There was about half again as much trail to explore that we didn’t get to… but we will leave that for another day… Remember we’ve been sitting around for four months and our bodies are complaining about all of the sudden activity  

Stopping at every opening in the tangled brush, we gazed out over the water to watch nearby passing squalls… delighting at the novelty of a new perspective .  My mind’s eye imagined our boat on the water down there…

As we trekked along the hillside trail above the turquoise water, Michael said he felt like we were on “Naked and Afraid”.  It’s been so long since we had cable TV he had to explain this reality show to us, in which couples were dropped on deserted islands with little or no clothes or tools… (but with camera crews)  They had to make a life there for 21 days and won a lot of money if they came out of it alive.  And here we were… Not so naked and definitely not afraid, but on our deserted island making our way.  Random.

The yellow line is our path by dinghy and by land.
There was one more bit of trail we had bypassed on our way here, and it provided another view of the cove between Hassel and Water Islands.  It looks a lot bigger from up here than it does from water level… not a bad place to anchor with its own quiet beach…  

We stopped by one last, small ruin where lepers were once housed.  What a sad life for them but what a view!

Too soon we found our dinghies with no small amount of relief.  Not because our hike was over, but  because they were still there, just as we had left them.  As far as we know we are the only people on this island today. but you never know what havoc a wayward, mischievous ghost might wreck on our boats to break the boredom…  

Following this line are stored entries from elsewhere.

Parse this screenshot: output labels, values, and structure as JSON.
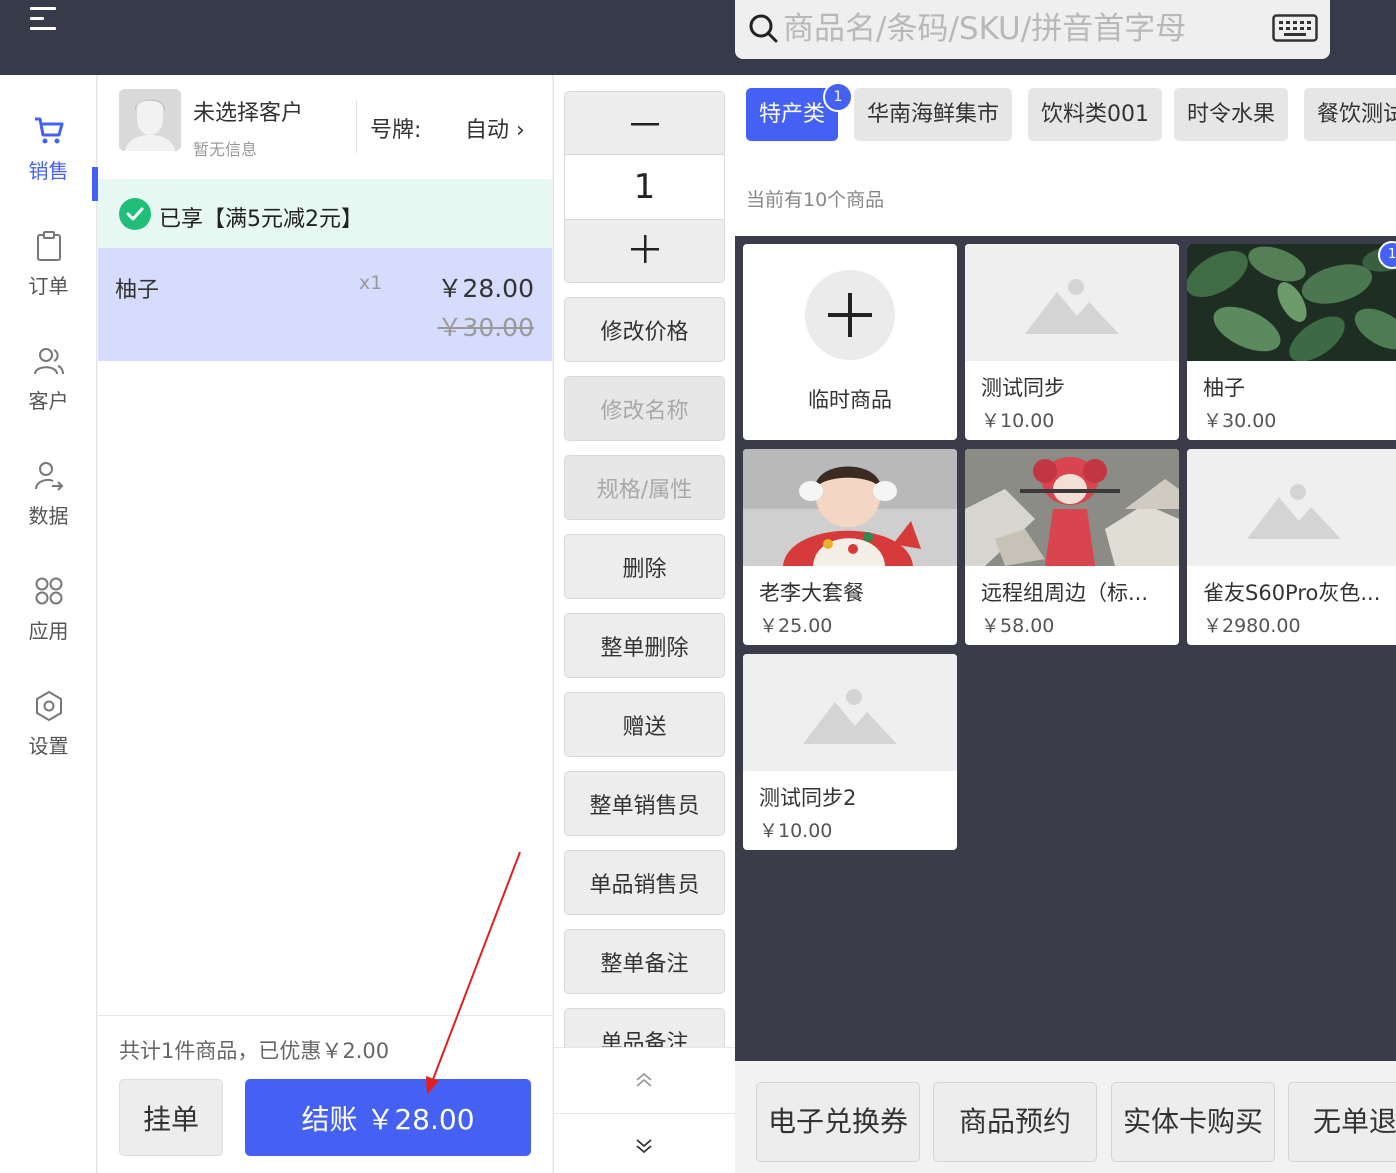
{
  "header": {
    "search_placeholder": "商品名/条码/SKU/拼音首字母",
    "menu_icon": "menu-icon",
    "keyboard_icon": "keyboard-icon"
  },
  "sidebar": {
    "items": [
      {
        "label": "销售",
        "icon": "cart-icon",
        "active": true
      },
      {
        "label": "订单",
        "icon": "clipboard-icon"
      },
      {
        "label": "客户",
        "icon": "users-icon"
      },
      {
        "label": "数据",
        "icon": "user-share-icon"
      },
      {
        "label": "应用",
        "icon": "apps-icon"
      },
      {
        "label": "设置",
        "icon": "gear-icon"
      }
    ]
  },
  "customer": {
    "name": "未选择客户",
    "info": "暂无信息",
    "plate_label": "号牌:",
    "plate_value": "自动 ›"
  },
  "promo": {
    "text": "已享【满5元减2元】"
  },
  "cart": {
    "items": [
      {
        "name": "柚子",
        "qty": "x1",
        "price": "￥28.00",
        "original_price": "￥30.00"
      }
    ],
    "summary": "共计1件商品，已优惠￥2.00",
    "hold_label": "挂单",
    "checkout_label": "结账 ￥28.00"
  },
  "actions": {
    "minus": "−",
    "quantity": "1",
    "plus": "+",
    "buttons": [
      {
        "label": "修改价格"
      },
      {
        "label": "修改名称",
        "disabled": true
      },
      {
        "label": "规格/属性",
        "disabled": true
      },
      {
        "label": "删除"
      },
      {
        "label": "整单删除"
      },
      {
        "label": "赠送"
      },
      {
        "label": "整单销售员"
      },
      {
        "label": "单品销售员"
      },
      {
        "label": "整单备注"
      },
      {
        "label": "单品备注"
      }
    ]
  },
  "categories": {
    "tabs": [
      {
        "label": "特产类",
        "active": true,
        "badge": "1"
      },
      {
        "label": "华南海鲜集市"
      },
      {
        "label": "饮料类001"
      },
      {
        "label": "时令水果"
      },
      {
        "label": "餐饮测试"
      }
    ],
    "count_text": "当前有10个商品"
  },
  "products": [
    {
      "name": "临时商品",
      "type": "temporary",
      "icon": "plus-icon"
    },
    {
      "name": "测试同步",
      "price": "￥10.00",
      "image": "placeholder-image-icon"
    },
    {
      "name": "柚子",
      "price": "￥30.00",
      "image": "leaves-photo",
      "badge": "1"
    },
    {
      "name": "老李大套餐",
      "price": "￥25.00",
      "image": "child-photo"
    },
    {
      "name": "远程组周边（标...",
      "price": "￥58.00",
      "image": "figurine-photo"
    },
    {
      "name": "雀友S60Pro灰色...",
      "price": "￥2980.00",
      "image": "placeholder-image-icon"
    },
    {
      "name": "测试同步2",
      "price": "￥10.00",
      "image": "placeholder-image-icon"
    }
  ],
  "bottom_actions": [
    {
      "label": "电子兑换券"
    },
    {
      "label": "商品预约"
    },
    {
      "label": "实体卡购买"
    },
    {
      "label": "无单退货"
    }
  ],
  "colors": {
    "accent": "#4561f3",
    "topbar": "#373a48",
    "selected_row": "#d6dcfb",
    "promo_bg": "#e6f8f1",
    "promo_check": "#1fbf7a",
    "annotation_arrow": "#e02020"
  }
}
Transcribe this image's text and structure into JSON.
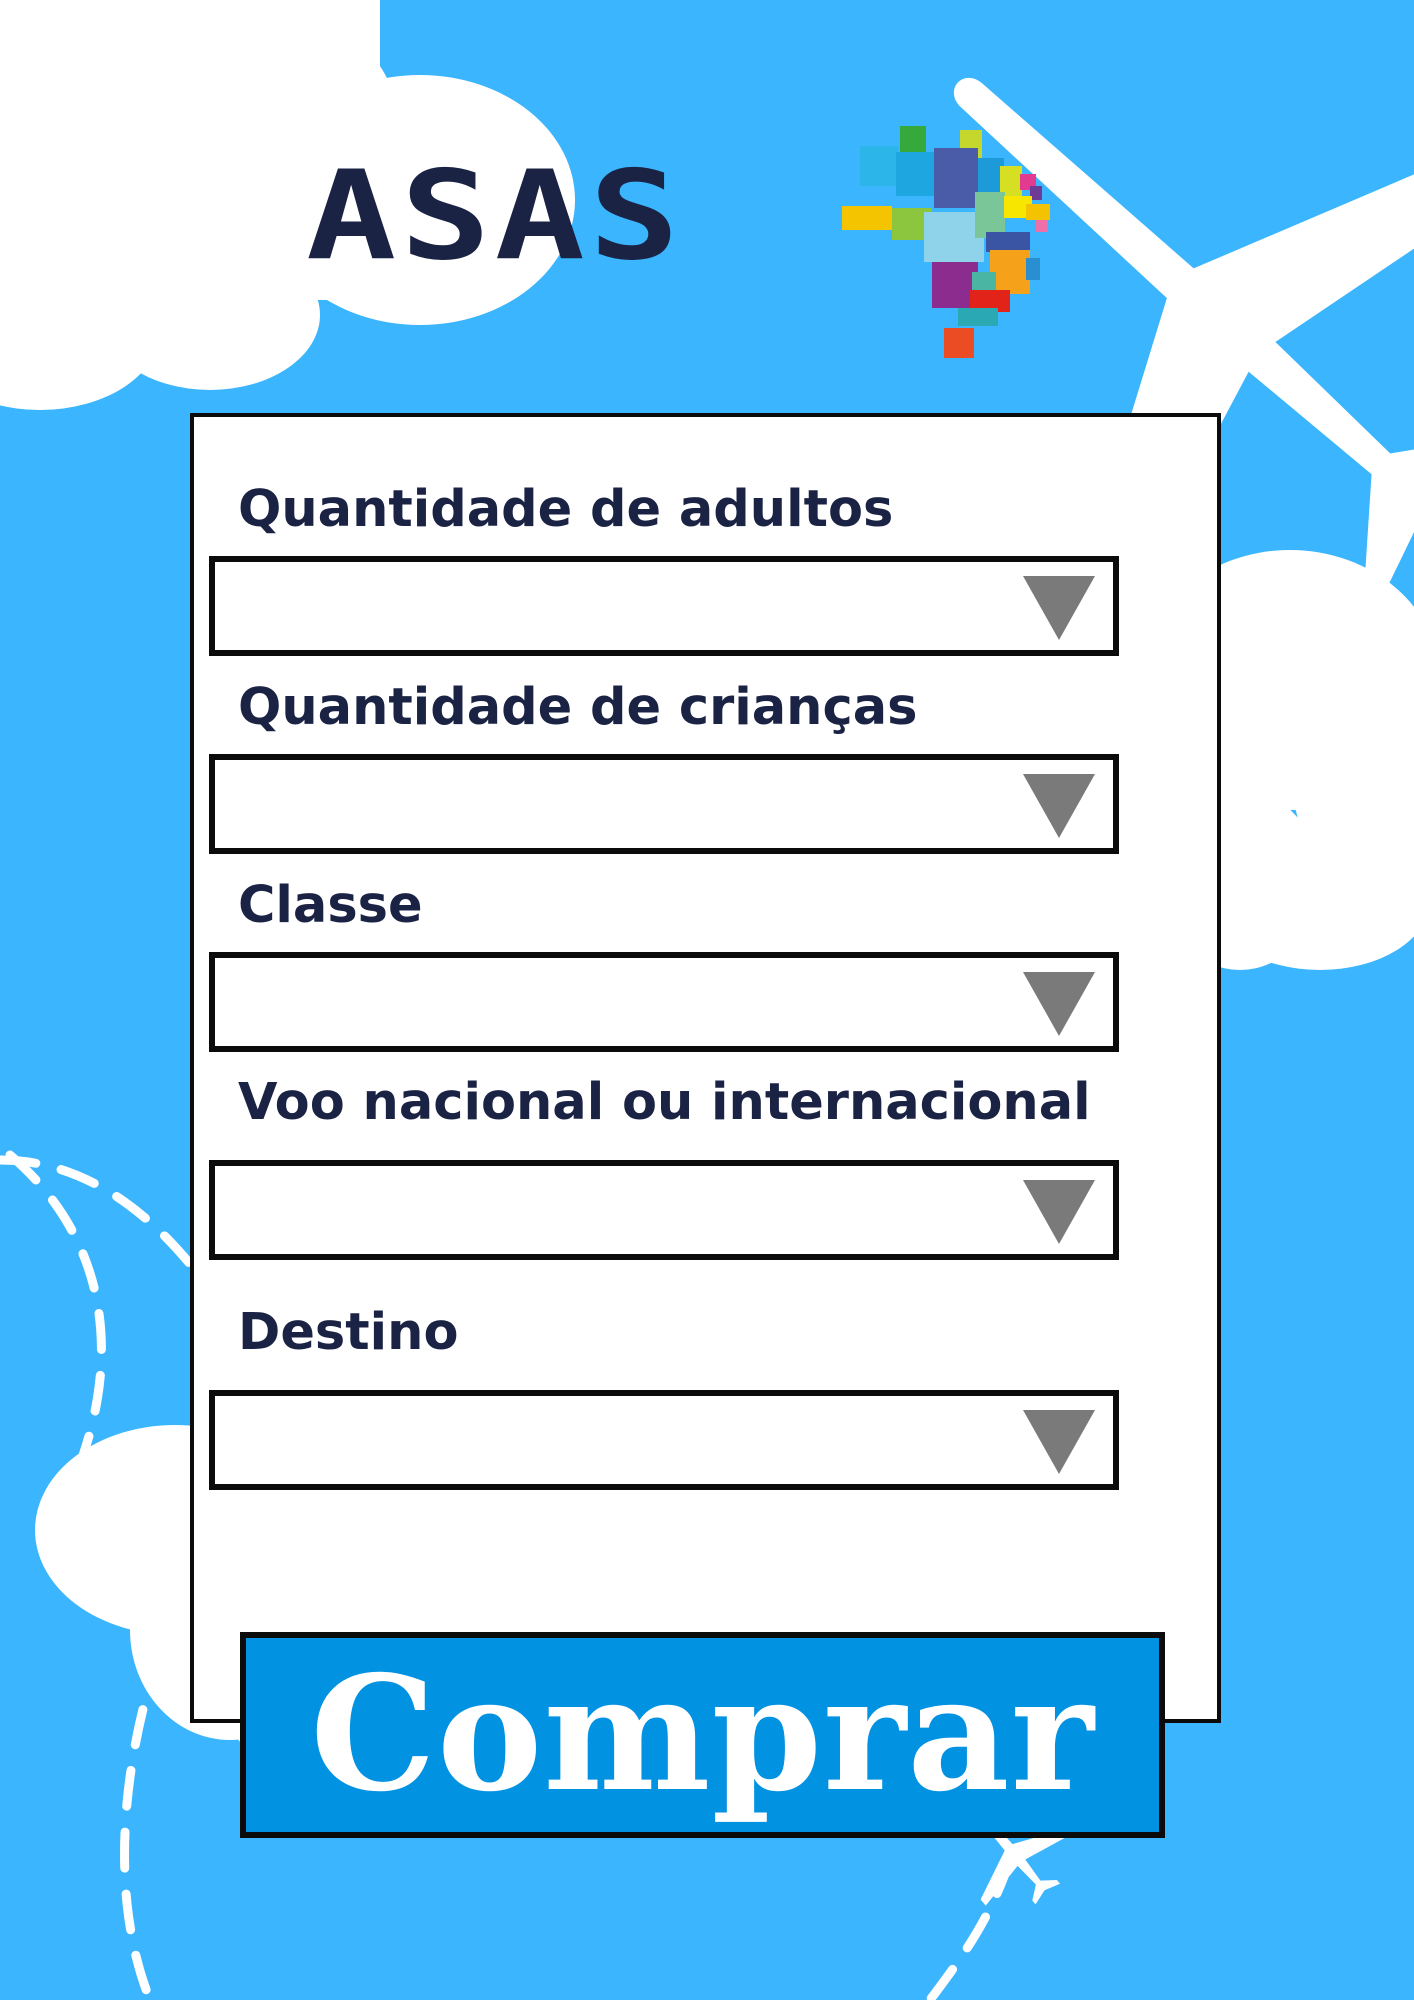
{
  "app": {
    "logo_text": "ASAS"
  },
  "form": {
    "fields": [
      {
        "label": "Quantidade de adultos",
        "value": ""
      },
      {
        "label": "Quantidade de crianças",
        "value": ""
      },
      {
        "label": "Classe",
        "value": ""
      },
      {
        "label": "Voo nacional ou internacional",
        "value": ""
      },
      {
        "label": "Destino",
        "value": ""
      }
    ],
    "submit_label": "Comprar"
  },
  "icons": {
    "logo_mark": "brazil-map-mosaic-icon",
    "airplane": "airplane-icon",
    "dropdown": "triangle-down-icon"
  },
  "colors": {
    "background": "#3bb5fd",
    "cloud": "#ffffff",
    "text_dark": "#1b2345",
    "button": "#0292e2",
    "chevron": "#7a7a7a"
  }
}
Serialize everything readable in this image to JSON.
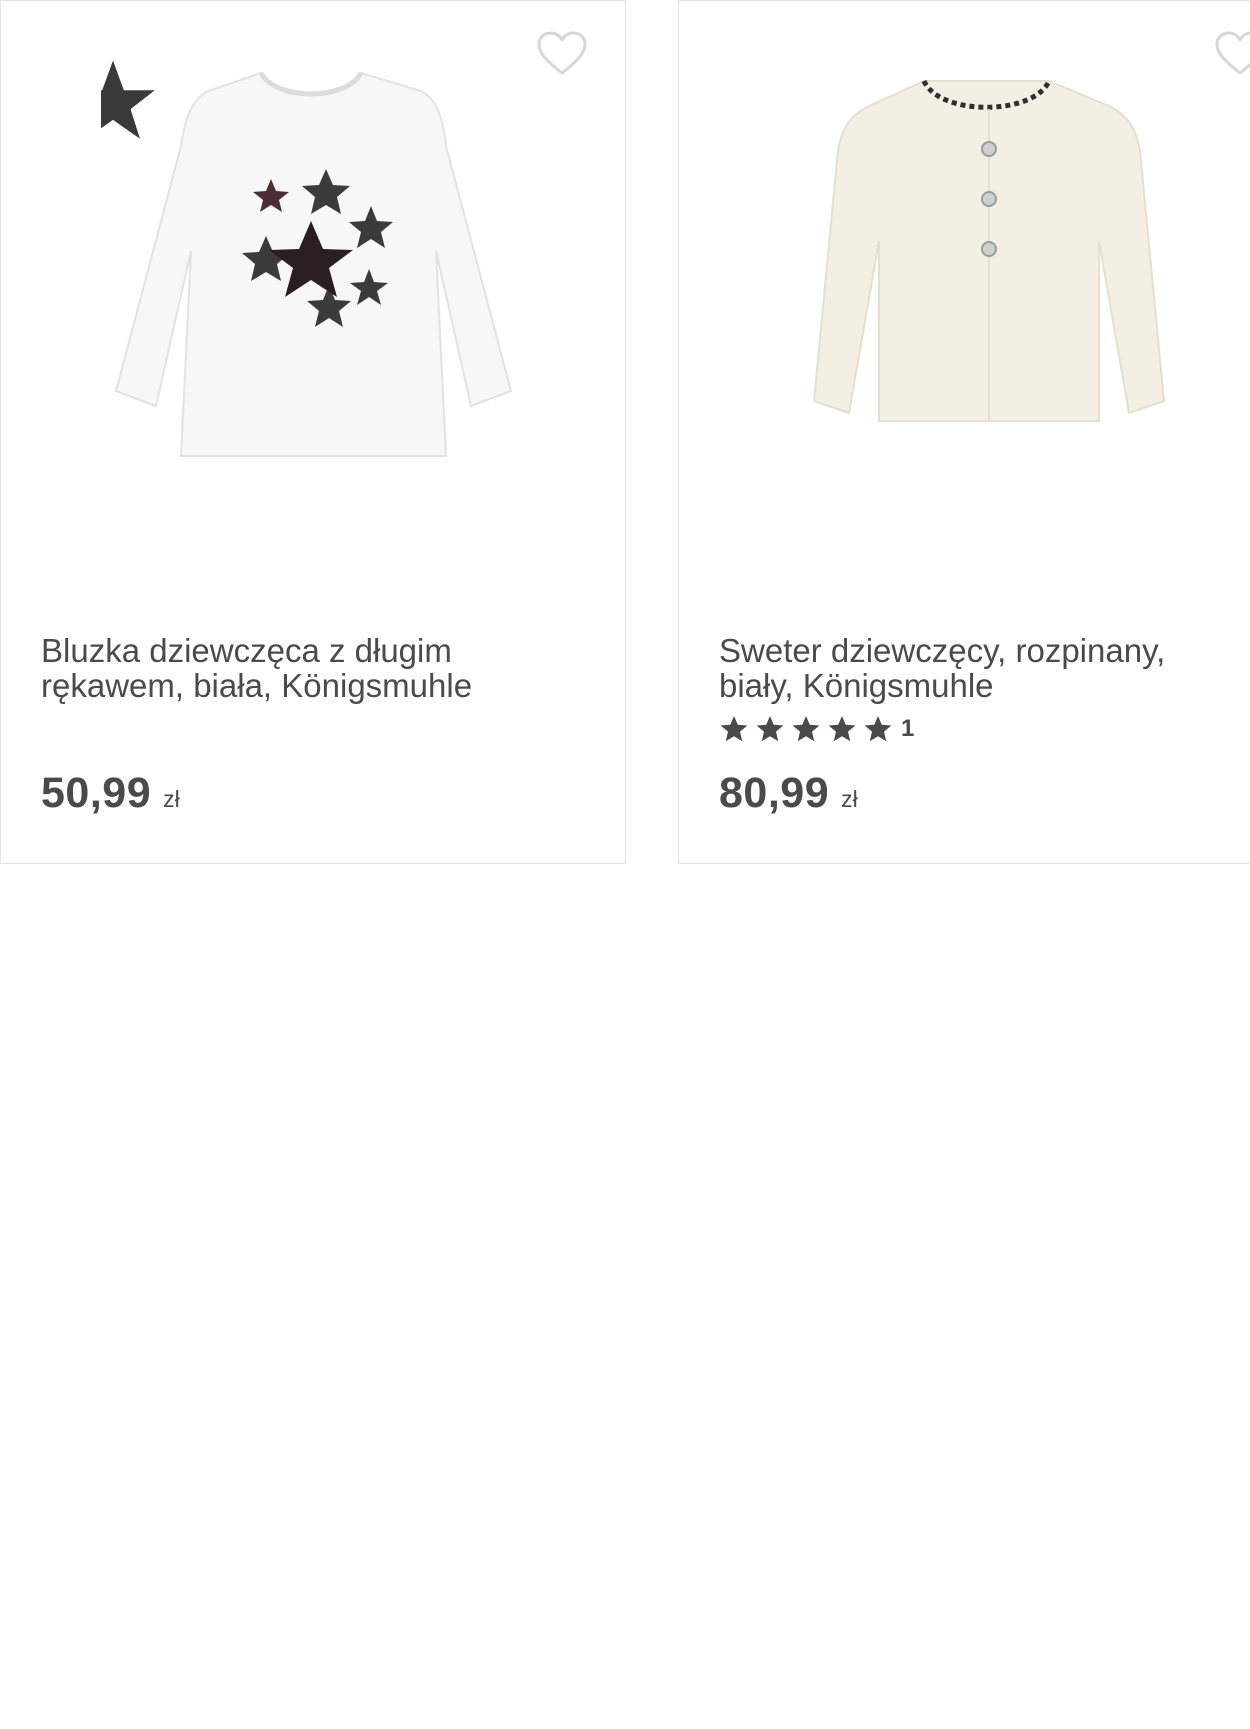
{
  "products": [
    {
      "title_line1": "Bluzka dziewczęca z długim",
      "title_line2": "rękawem, biała, Königsmuhle",
      "price_amount": "50,99",
      "price_currency": "zł"
    },
    {
      "title_line1": "Sweter dziewczęcy, rozpinany,",
      "title_line2": "biały, Königsmuhle",
      "rating_stars": 5,
      "rating_count": "1",
      "price_amount": "80,99",
      "price_currency": "zł"
    }
  ],
  "icons": {
    "favorite": "heart-outline-icon",
    "rating": "star-icon"
  },
  "colors": {
    "text": "#4a4a4a",
    "icon_outline": "#d6d6d6",
    "border": "#e3e3e3"
  }
}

Shoving off, we took the long way home and toured the coastline of French Town and Charlotte Amalie before returning to our boats just as the winds began to pick up.  

Thoughts of returning to shore for some shopping were soon forgotten as the past two days of non-stop physical activity hit us like a ton of bricks.  The winds were our outward excuse to remain on the boat but it was fatigue that really kept us down.  

Throughout the afternoon we read our books puttered around, watching cruise ships come and go while the winds got more and more gusty.  A beautiful moon rose over what would turn out to be a very long night…

But what an awesome day of adventuring it had been.  Bruce and I are much more likely to venture further when we have someone else to explore with.  Earlier in the day as we sat on top of that hill with our friends, we mused… “Wonder what the poor people are doing today…”.  My kids heard me say that once and were aghast… But I didn’t mean poor as in “having no money”… I meant poor as in “having so few experiences”.  And in that we are rich and growing richer by the day.